The first step was to eliminate ARCserve from the list of suspects. When loaded, ARCserve loads the "cha" device driver that controls the tape library. I rebooted the backup server to ensure that the drivers were definitely not running, and observed that the tape drive could be seen as /dev/rmt/0. Using the SL48 web interface, I loaded a tape and tried to perform a ufsdump of a local filesystem to the tape drive.

This worked for a while and then failed with a write error.

Okay, so it's not ARCserve, and it looks like an error on the tape drive. Perhaps a clean would help. ARCserve is meant to run automatic drive cleans, but perhaps it hadn't.

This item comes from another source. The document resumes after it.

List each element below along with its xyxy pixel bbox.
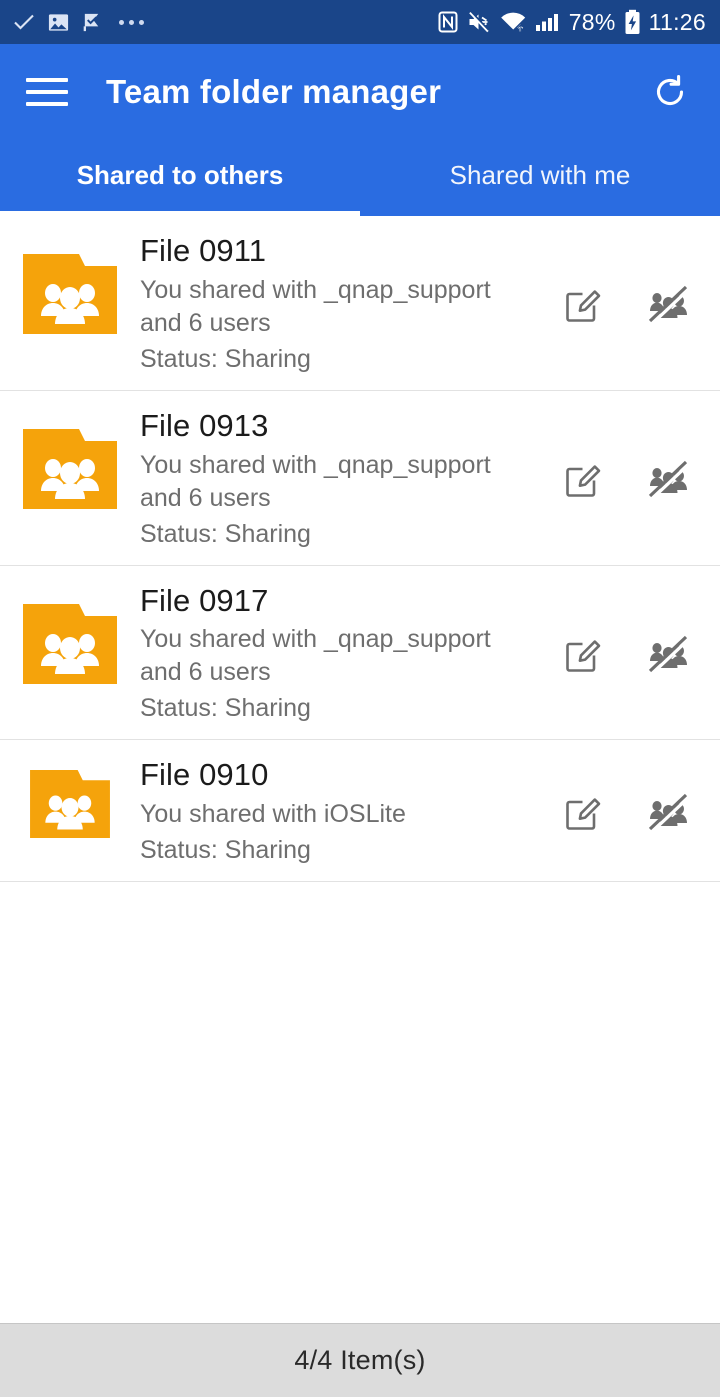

Again, the SL48 web interface provides functionality to do this.

The SL48 complained that the cleaning tape had expired. Unfortunately, I didn't have any spare, but it looked like this might be the issue. I immediately ordered three more tapes, and configured the SL48 to email me when it had warnings as well as errors. This should mean I get notified when the next cleaning tape expires.

A dirty drive was the most likely suspect, but in order to definitely rule out the SAN, I tried directly attaching the SL48 to the V125's internal SCSI port. This hadn't worked with the original ARCserver 11.5, but we had since applied a service pack.

The service pack had updated the device driver list and the SL48 was now detected as a local SCSI drive. I tried the same ufsdump, against the same local filesystem, using the same tape and expecting the same error, but was surprised to see that the backup completed without any problems.

Hmm, perhaps it's the SAN.

Last week, prior to the problems starting, we added a new fibre switch (the 5600) and this required that our existing switches (5200) have a firmware upgrade so they were all at the same level. It's possible that there is something in this latest firmware release that is causing the tape library (or fibre bridge) to choke.

I fired up ARCserve again and kicked off a backup job. It was during the day, but we hadn't had a working backup for several days, so I was content to take the performance hit (not that anyone appeared to notice).

The backup ran for 13 hours and completed successfully.

I've not actually spent more time trying to determine whether the problem is with the switches or the [now redundant] fibre bridge. The backup is now a lot simpler in it's configuration. My belief is that of all the systems we run, the backup should be the simplest, especially when there is a restore to be done!

Subsequent backups have been successful, but in the event of future problems, it's useful to have a template to work from when debugging any issues.